In quello che si può considerare un nichilismo sistematico, la religione è ridotta al fenomeno di costume che ne deriva. Il suo atteggiamento svela però un nichilismo attivo, che tenta di istruire l’umanità a nuovi valori. D’altronde da alcune sue battute è evidente la considerazione che lui avesse della cultura, strumento principe di analisi della realtà:

“I was in Nashville, Tennessee last year. After the show I went to a Waffle House. I’m not proud of it, I was hungry. And I’m alone, I’m eating and I’m reading a book, right? Waitress walks over to me: ‘Hey, whatcha readin’ for?’ Isn’t that the weirdest fuckin’ question you’ve ever heard? Not what am I reading, but what am I reading FOR? Well, goddamnit, ya stumped me! Why do I read? Well . . . hmmm…I dunno…I guess I read for a lot of reasons and the main one is so I don’t end up being a fuckin’ waffle waitress.”

“L’anno scorso sono stato a Nashville, in Tennessee. Dopo lo spettacolo sono andato in una Waffle House. Non ne vado fiero, ma ero affamato. E sono lì, solo, mangiando e leggendo un libro, ok? La cameriera si avvicina: ‘Hey, perché stai leggendo?’ Non è la domanda più fottutamente strana che abbiate mai sentito? Non cosa sto leggendo, ma PERCHÈ leggendo? Beh, dannazione, mi ha lasciato perplesso! Perché leggo? Beh… hmmm… non saprei… Immagino che io legga per molte ragioni e la principale è che così non finirò a fare il cameriere in una fottuta Waffle House.”

Osservando il modo in cui si relaziona col pubblico sembra quasi voler attribuire un valore pedagogico alle sue parole, spesso estreme e indigeste, ma che mirano ad un grande altro possibile, in cui sciogliere le contraddizioni della realtà:

“Folks, it’s time to evolve. That’s why we’re troubled. You know why our institutions are failing us, the church, the state, everything’s failing? It’s because, um – they’re no longer relevant. We’re supposed to keep evolving. Evolution did not end with us growing opposable thumbs. You do know that, right?”

“Gente, è ora di evolversi. Ecco perché siamo nei guai. Lo sapete perché le nostre istituzioni, la chiesa, lo stato, ogni cosa sta fallendo? Perché, ehm, non sono più rilevanti. Dobbiamo continuare ad evolverci- L’evoluzione non è finita quando ci sono cresciuti i pollici opponibili. Lo sapete, vero?”

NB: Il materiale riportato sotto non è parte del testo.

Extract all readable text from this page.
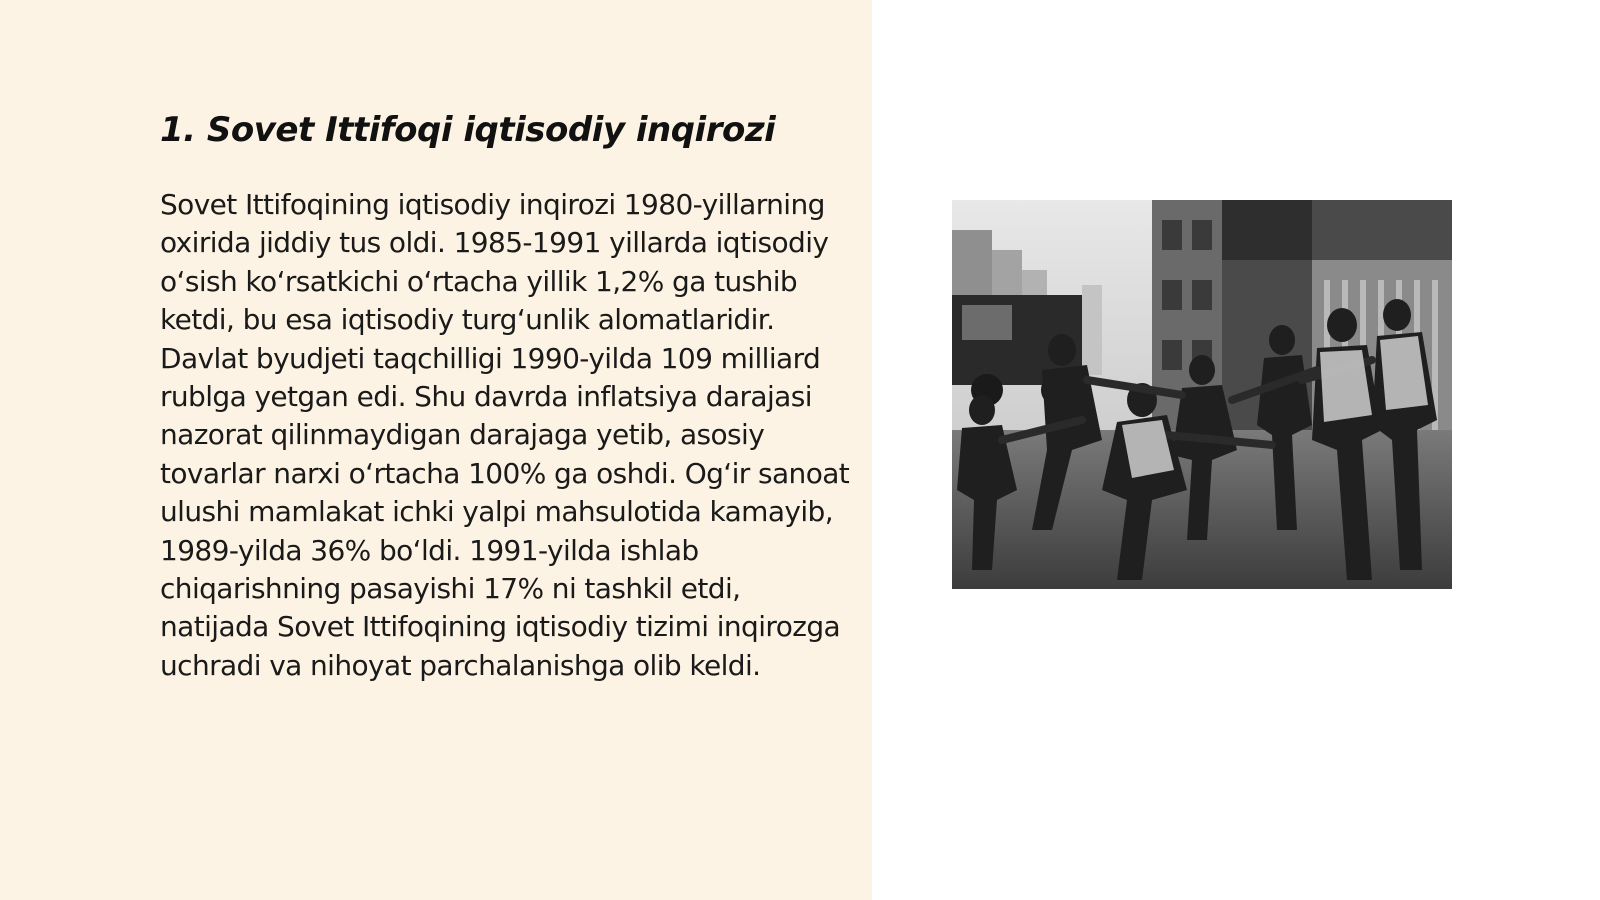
1. Sovet Ittifoqi iqtisodiy inqirozi

Sovet Ittifoqining iqtisodiy inqirozi 1980-yillarning oxirida jiddiy tus oldi. 1985-1991 yillarda iqtisodiy o‘sish ko‘rsatkichi o‘rtacha yillik 1,2% ga tushib ketdi, bu esa iqtisodiy turg‘unlik alomatlaridir. Davlat byudjeti taqchilligi 1990-yilda 109 milliard rublga yetgan edi. Shu davrda inflatsiya darajasi nazorat qilinmaydigan darajaga yetib, asosiy tovarlar narxi o‘rtacha 100% ga oshdi. Og‘ir sanoat ulushi mamlakat ichki yalpi mahsulotida kamayib, 1989-yilda 36% bo‘ldi. 1991-yilda ishlab chiqarishning pasayishi 17% ni tashkil etdi, natijada Sovet Ittifoqining iqtisodiy tizimi inqirozga uchradi va nihoyat parchalanishga olib keldi.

Una sorta di dialettica distruzione-rinascita sta alla base della sua filosofia: destrutturare la realtà, portarne a galla gli assurdi e indicare una nuova via. E la sua revisione critica del mondo è totale, dalle delicate questioni etiche in cui proprio la religione ha spesso un ruolo estremamente complicato, alle politiche imperialiste degli Stati Uniti, fatte di guerre per la pace e strategie di distruzione e destabilizzazione.

È evidente allora che la sua arte, in fondo, non faceva altro che adeguarsi a ciò che raccontava: le sue parole tremende, le sue accuse e le sue volgarità hanno la potenza dell’orazione. In un cortocircuito di mezzi e fini, linguaggi e referenti, Bill Hicks è stato capace di rendersi specchio limpido di un’umanità disperata, violenta e persa, che nasconde i propri peccati dietro fragili baluardi.

Sarà per questo approccio senza compromessi che Bill Hicks è riuscito a strappare alla morte un po’ di eternità. La sua lettura così totale di una realtà di cui è vittima lo ha reso esemplare per tanti altri stand-up comedian, che non possono che riconoscergli una sconcertante ed imperitura attualità.